The lack of women’s agency in marriage and childbirth is a pivotal factor for women being in a social trough. Data shows that women who had studied for 12 years or more, were employed and earned an independent income could exercise greater autonomy over such issues. What is needed, then, is interlinked action rather than separate and discrete interventions.
This brings us to the denial of eight years of schooling. According to National Sample Survey Organisation data, school has never been a part of life for over 15 per cent of girls between the ages of 5-14, and one in five drop out by 14. We then come to the lack of an enabling environment for women’s employment. Not only is women’s representation in public employment dismal, their wages are roughly half that of men and the conditions of work do not cater to their specific needs, such as childcare. The sluggish pace of legal reform is another concern. Our new law-makers could, for instance, consider important legal reform, including legislation that recognises women’s economic contribution within the family.

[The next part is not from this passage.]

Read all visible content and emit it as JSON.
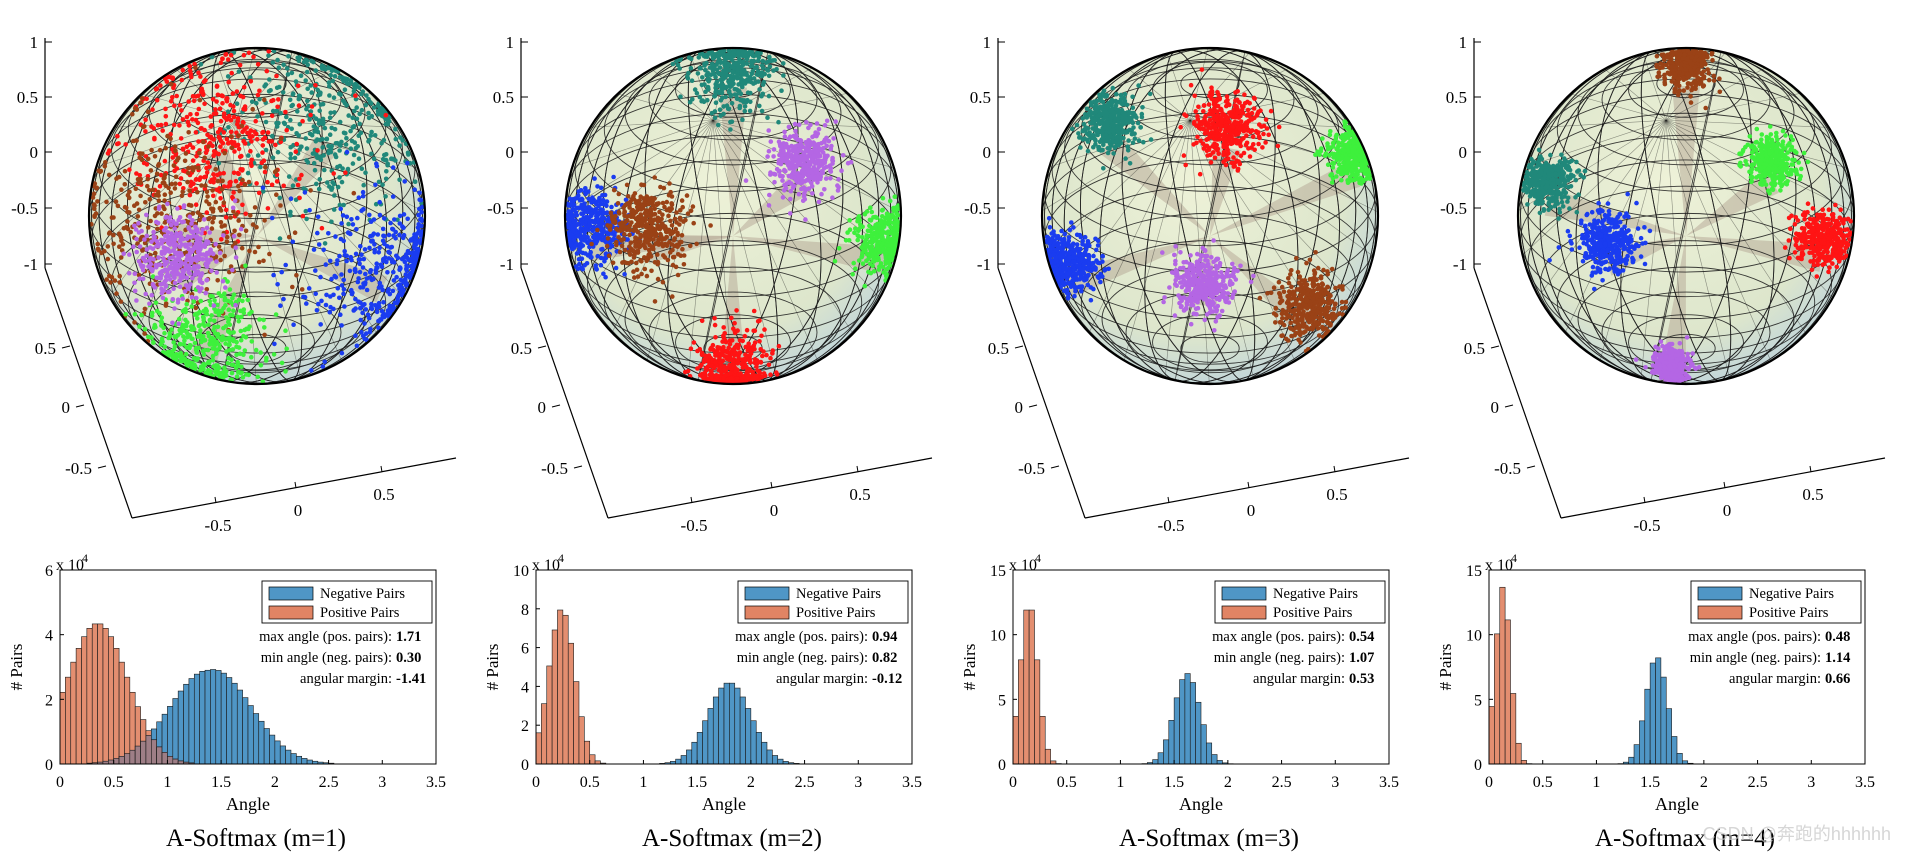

Nussbaum’s highlighting of ‘Bodily Integrity’ brings us to yet another concern. Today, rape is one of the fastest growing crimes in India and the required State machinery to assist rape survivors is almost non-existent.
Finally, the lack of meaningful political participation, which, according to Nussbaum, falls in the category ‘Control Over One’s Environment’. A measure like the Women’s Reservation Bill, now hanging in limbo in the Rajya Sabha, can only be one among several initiatives to deepen women’s participation in democracy. A moment that has seen the highest ever number of women being elected to Parliament in India’s history is the right time to start. For those hundreds of thousands of women, who queued up outside polling stations this summer, the act of exercising their vote should mark the beginning, not the end, of the process of change.